ONEDNN_EXPERIMENTAL_LOGGING

This option introduces logging support in oneDNN which allows one to save the verbose outputs generated by oneDNN applications to user-specified logfiles. By setting ONEDNN_EXPERIMENTAL_LOGGING=ON, a logging mechanism is built into oneDNN using the third-party spdlog library. Logging can then be enabled while running different applications by specifying the logfile path using ONEDNN_VERBOSE_LOGFILE :

$ ONEDNN_VERBOSE=all ONEDNN_VERBOSE_LOGFILE=./logs/cnn_test_logger.log ./examples/cnn-inference-f32-cpp

When logging is enabled while running an application, it also requires that the verbose mode be enabled for the run using ONEDNN_VERBOSE. When no logfile is specified, logging is automatically disabled and the verbose output is printed only to the console. For the specified logfile path, the logger creates the base directory and the logfile if they do not already exist. When the specified logfile already exists, the output is appended to the existing file until it reaches the maximum file size. Note: Multiple instances using the same filepath for DNNL_VERBOSE_LOGFILE will write to the same file during the API run. The spdlog mechanism supports handling multiple instances concurrently if they write to the same logfile but the expectation is to specify different logfiles for different instances via the runtime variables.
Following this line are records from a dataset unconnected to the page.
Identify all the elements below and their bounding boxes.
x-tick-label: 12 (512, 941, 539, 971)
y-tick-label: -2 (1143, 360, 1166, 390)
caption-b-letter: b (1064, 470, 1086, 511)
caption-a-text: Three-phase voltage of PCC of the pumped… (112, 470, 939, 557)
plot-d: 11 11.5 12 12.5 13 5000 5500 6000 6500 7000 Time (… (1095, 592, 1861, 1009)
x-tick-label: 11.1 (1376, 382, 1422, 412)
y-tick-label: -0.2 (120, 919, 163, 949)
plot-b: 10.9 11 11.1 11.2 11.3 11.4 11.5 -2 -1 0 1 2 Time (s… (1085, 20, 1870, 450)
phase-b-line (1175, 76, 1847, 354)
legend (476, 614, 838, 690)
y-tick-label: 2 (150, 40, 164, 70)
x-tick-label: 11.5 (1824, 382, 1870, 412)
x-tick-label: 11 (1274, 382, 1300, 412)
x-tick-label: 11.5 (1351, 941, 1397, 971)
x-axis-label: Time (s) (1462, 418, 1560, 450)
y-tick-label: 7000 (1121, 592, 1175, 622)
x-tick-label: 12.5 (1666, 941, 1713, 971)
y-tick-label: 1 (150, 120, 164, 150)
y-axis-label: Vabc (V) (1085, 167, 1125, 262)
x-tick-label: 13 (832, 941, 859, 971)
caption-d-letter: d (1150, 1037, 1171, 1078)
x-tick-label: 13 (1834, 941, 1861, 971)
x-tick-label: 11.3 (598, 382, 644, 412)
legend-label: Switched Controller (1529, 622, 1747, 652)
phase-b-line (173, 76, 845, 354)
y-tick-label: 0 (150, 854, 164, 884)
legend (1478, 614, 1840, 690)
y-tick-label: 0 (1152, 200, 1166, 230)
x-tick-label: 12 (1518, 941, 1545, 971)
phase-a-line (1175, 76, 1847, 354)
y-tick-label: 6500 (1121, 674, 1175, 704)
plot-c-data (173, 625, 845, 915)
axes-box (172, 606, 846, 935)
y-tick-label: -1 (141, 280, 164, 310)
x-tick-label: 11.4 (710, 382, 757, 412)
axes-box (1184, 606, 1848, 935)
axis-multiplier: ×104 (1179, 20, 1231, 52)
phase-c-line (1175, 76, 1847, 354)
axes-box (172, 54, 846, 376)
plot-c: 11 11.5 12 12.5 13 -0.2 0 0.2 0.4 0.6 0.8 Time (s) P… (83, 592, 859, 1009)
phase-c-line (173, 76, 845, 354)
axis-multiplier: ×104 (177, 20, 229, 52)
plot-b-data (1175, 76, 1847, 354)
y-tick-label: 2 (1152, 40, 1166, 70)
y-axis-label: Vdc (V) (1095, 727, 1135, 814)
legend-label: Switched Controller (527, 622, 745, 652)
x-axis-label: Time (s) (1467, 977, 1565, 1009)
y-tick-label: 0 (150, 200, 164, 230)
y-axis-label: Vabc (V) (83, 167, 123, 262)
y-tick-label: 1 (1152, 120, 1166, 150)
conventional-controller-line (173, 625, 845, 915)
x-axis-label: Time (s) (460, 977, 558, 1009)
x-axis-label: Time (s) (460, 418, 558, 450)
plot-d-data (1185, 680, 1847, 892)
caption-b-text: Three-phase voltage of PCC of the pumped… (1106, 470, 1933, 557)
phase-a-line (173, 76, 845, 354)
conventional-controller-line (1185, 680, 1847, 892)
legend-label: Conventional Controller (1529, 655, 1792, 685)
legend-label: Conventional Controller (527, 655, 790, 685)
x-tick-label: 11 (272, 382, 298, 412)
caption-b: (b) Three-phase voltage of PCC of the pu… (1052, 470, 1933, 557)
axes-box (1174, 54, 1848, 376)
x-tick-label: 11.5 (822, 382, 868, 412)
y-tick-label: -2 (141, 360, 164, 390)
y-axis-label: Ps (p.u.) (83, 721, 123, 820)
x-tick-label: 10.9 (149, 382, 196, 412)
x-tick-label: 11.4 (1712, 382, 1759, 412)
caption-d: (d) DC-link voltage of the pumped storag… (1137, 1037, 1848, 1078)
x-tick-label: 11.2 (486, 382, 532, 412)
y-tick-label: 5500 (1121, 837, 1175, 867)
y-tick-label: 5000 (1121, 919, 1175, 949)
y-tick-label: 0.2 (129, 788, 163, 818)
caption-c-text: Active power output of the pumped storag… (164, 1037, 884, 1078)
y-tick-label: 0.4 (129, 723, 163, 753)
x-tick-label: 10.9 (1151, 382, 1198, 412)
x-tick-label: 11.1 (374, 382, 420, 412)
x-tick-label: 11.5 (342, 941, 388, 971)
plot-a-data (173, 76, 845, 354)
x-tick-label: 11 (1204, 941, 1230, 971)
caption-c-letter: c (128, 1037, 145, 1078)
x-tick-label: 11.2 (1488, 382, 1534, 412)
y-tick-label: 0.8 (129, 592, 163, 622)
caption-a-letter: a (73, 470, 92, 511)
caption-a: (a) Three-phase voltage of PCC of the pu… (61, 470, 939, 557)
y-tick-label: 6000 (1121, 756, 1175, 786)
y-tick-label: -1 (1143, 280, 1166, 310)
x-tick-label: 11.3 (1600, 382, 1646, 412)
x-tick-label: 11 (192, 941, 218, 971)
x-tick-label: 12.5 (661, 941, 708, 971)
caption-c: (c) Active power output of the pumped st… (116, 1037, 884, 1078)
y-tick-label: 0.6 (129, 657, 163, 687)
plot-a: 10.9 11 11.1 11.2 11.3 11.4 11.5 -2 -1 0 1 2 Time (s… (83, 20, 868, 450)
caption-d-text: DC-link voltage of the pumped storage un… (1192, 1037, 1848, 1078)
By default, logging is disabled in oneDNN and any verbose output generated by oneDNN is printed only to stdout. The API is executed as a rotating lazy logger with a file size specified by ONEDNN_VERBOSE_LOGFILE_SIZE(=1024*1024*50). When logging is enabled, the user has the option to print verbose output to both stdout and the logfile by setting ONEDNN_VERBOSE_LOG_WITH_CONSOLE=1. The runtime controls for oneDNN logging are listed as follows:

Runtime variable

Description

ONEDNN_VERBOSE_LOGFILE

Enables verbose logging and specifies logfile path.

ONEDNN_VERBOSE_LOGFILE_SIZE

Specifies maximum size for the logfile.

ONEDNN_VERBOSE_NUM_LOGFILES

Number of rotating logfiles for the logger.

ONEDNN_VERBOSE_LOG_WITH_CONSOLE

Enables printing to both stdout and the logfile.